I’m sure I will get flak from saying this, but it’s the truth: A lot of women don’t know how to shake hands properly at all and a lot of men don’t know how to properly shake hands with women. Often, a male and female will shake hands with one person taking their right palm to the other person’s palm with their thumbs overlapping, the man grabs the woman’s fingers above the knuckles and lightly holds those upper fingers in his hands in a way that make her palm and wrist flap out, so that her hand looks like an upside-down “V.” Whenever this happens to me, it feels as if my hand is a wet rag and the other person is lightly shaking it to remove a few drops of wetness.

Women are just as guilty. Whether shaking hands with a man or another women, often, they offer part of their hand for a partial shake, which is worse than no shake at all.

While you don’t need to crush every bone in the other person’s hand, make sure you grasp the whole thing, regardless if you are male or female. You can do as firm a shake as you are comfortable with, but even easing up on the pressure doesn’t require a new form or method. You can even add your left hand into the mix if you want to signify an additional level of warmth, but keep the skin of your palm pressed against their hand.

This may sound trivial, but impressions are formed on both sides in a greeting and perception becomes reality. If you are acting like or treated like a delicate flower in your shake, that sets the tone for what follows.
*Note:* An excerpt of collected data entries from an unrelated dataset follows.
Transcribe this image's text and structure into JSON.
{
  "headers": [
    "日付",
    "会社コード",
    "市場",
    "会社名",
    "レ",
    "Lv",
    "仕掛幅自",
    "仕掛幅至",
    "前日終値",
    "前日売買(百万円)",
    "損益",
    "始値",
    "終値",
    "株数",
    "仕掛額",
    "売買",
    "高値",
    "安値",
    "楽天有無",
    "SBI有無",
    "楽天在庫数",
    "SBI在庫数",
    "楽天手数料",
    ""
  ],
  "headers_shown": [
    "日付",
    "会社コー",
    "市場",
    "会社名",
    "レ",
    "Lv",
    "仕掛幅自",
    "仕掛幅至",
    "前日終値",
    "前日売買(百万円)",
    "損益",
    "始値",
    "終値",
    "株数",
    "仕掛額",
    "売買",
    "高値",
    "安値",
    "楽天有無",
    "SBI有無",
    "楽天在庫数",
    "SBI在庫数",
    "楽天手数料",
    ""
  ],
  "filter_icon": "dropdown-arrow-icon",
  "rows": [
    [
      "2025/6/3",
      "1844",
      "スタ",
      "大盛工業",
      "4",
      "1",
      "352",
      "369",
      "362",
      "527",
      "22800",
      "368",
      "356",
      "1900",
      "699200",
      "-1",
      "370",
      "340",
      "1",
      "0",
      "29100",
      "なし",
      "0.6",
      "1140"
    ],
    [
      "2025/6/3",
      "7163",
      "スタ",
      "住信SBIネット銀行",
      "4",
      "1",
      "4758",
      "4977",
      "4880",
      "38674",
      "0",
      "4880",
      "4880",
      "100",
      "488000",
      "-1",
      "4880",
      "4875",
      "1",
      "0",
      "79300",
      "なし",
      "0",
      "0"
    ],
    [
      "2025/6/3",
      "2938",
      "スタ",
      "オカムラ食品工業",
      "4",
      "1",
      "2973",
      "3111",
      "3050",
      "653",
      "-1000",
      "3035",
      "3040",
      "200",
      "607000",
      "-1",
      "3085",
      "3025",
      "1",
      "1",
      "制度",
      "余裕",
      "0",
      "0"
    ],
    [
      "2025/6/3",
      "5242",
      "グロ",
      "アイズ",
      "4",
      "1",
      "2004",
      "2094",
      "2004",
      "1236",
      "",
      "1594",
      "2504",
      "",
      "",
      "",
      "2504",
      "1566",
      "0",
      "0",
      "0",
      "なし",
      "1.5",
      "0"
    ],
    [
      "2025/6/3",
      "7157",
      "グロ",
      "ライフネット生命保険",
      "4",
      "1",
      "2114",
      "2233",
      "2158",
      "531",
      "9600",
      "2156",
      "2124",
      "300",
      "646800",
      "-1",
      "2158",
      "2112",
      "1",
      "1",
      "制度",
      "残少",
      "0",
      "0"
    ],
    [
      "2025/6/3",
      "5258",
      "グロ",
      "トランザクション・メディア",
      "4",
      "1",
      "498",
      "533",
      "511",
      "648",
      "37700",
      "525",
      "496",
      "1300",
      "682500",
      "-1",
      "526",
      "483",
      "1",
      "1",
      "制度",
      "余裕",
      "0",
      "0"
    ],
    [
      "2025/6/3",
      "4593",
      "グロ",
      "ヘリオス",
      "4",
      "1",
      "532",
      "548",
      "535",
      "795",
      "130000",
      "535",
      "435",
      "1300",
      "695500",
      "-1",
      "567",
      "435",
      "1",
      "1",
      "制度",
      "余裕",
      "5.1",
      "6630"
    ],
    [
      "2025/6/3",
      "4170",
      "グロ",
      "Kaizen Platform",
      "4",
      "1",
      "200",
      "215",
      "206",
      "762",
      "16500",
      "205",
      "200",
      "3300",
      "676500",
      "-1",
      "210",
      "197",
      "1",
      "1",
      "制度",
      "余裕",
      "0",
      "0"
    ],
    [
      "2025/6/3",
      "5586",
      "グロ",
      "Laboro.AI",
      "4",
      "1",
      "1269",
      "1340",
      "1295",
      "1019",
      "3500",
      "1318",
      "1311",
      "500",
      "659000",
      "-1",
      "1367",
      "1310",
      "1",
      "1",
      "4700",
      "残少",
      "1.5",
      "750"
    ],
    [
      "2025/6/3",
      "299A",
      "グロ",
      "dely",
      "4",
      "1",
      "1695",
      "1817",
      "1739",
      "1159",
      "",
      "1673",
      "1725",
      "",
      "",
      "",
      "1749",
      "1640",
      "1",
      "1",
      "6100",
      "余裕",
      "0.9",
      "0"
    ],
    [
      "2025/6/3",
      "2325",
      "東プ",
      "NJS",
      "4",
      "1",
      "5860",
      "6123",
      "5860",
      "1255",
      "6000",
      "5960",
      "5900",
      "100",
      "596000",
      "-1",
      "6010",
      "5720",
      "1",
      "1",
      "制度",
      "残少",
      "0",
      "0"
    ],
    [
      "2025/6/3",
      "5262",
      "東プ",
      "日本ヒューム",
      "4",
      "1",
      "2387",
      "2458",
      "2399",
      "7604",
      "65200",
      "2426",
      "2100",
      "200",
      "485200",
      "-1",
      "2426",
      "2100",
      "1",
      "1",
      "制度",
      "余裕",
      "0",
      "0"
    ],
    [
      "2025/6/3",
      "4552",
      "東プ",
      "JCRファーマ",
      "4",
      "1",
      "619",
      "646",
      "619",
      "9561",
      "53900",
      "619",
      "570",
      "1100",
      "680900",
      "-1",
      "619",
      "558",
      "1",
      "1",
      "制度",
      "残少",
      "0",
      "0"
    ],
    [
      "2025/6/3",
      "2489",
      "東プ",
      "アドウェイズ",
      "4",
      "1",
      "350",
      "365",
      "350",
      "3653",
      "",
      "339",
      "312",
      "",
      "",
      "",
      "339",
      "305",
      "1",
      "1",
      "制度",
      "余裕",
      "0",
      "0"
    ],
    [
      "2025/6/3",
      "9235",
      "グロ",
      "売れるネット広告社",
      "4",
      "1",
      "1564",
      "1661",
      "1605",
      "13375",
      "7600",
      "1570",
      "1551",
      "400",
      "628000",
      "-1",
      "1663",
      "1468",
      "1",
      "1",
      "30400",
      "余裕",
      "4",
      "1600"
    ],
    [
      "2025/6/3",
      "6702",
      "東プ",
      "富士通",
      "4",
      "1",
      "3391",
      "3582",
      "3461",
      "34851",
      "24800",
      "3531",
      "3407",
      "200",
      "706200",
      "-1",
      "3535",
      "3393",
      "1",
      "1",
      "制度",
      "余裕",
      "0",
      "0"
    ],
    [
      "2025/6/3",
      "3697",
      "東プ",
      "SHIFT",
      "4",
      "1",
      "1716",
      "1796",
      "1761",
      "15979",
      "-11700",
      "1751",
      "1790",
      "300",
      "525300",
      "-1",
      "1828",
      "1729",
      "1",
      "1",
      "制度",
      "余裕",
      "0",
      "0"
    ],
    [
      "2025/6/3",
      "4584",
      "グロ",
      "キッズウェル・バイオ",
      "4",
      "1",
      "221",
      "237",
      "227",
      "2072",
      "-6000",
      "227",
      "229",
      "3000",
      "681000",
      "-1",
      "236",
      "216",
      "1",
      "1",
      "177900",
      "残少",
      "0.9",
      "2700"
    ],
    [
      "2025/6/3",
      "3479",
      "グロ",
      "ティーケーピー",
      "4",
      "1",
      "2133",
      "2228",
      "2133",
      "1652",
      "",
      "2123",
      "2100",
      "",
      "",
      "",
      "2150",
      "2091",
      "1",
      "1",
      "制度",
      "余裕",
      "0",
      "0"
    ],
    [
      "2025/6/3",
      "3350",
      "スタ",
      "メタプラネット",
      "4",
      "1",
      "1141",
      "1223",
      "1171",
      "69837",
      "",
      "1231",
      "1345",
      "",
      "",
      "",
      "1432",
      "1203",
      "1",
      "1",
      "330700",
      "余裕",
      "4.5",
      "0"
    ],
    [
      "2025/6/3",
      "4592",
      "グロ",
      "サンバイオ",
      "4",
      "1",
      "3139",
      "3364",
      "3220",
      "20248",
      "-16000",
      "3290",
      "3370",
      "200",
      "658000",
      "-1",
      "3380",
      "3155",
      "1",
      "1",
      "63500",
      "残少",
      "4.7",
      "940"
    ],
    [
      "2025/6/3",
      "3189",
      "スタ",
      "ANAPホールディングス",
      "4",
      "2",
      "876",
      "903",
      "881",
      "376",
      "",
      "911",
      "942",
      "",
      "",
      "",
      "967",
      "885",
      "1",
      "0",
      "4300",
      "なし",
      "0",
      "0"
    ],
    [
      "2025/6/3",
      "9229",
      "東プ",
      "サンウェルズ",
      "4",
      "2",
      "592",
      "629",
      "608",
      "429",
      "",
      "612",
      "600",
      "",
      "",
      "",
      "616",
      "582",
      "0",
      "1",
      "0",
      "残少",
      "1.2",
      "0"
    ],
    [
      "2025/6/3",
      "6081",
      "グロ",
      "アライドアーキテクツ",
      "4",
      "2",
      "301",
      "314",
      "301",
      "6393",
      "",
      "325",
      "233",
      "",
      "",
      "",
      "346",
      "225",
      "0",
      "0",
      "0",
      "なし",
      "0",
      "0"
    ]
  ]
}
Related: 11 Habits of Truly Happy People


5. Accept people's differences.

Finally, let’s remember that we all have different definitions for success. For some people, family accomplishments are more important than professional ones and deserve extra focus. There are also some that judge contributions to a team and seeing projects succeed as more important than individual compensation or title. There are others that frankly don’t want the stress and responsibility that comes with climbing to the CEO position.

All of this is ok, as our individual success should be measured by our individual goals and objectives. There may always be a differential in the types of jobs that men and women take and how they approach them. If this is consistent with what each individual wants for their own measure of success, that’s not anyone else’s business to judge.

For the times when your desires don't match reality, though, come back to this list to help to support, empower and advance women based on merit, not on social judgments.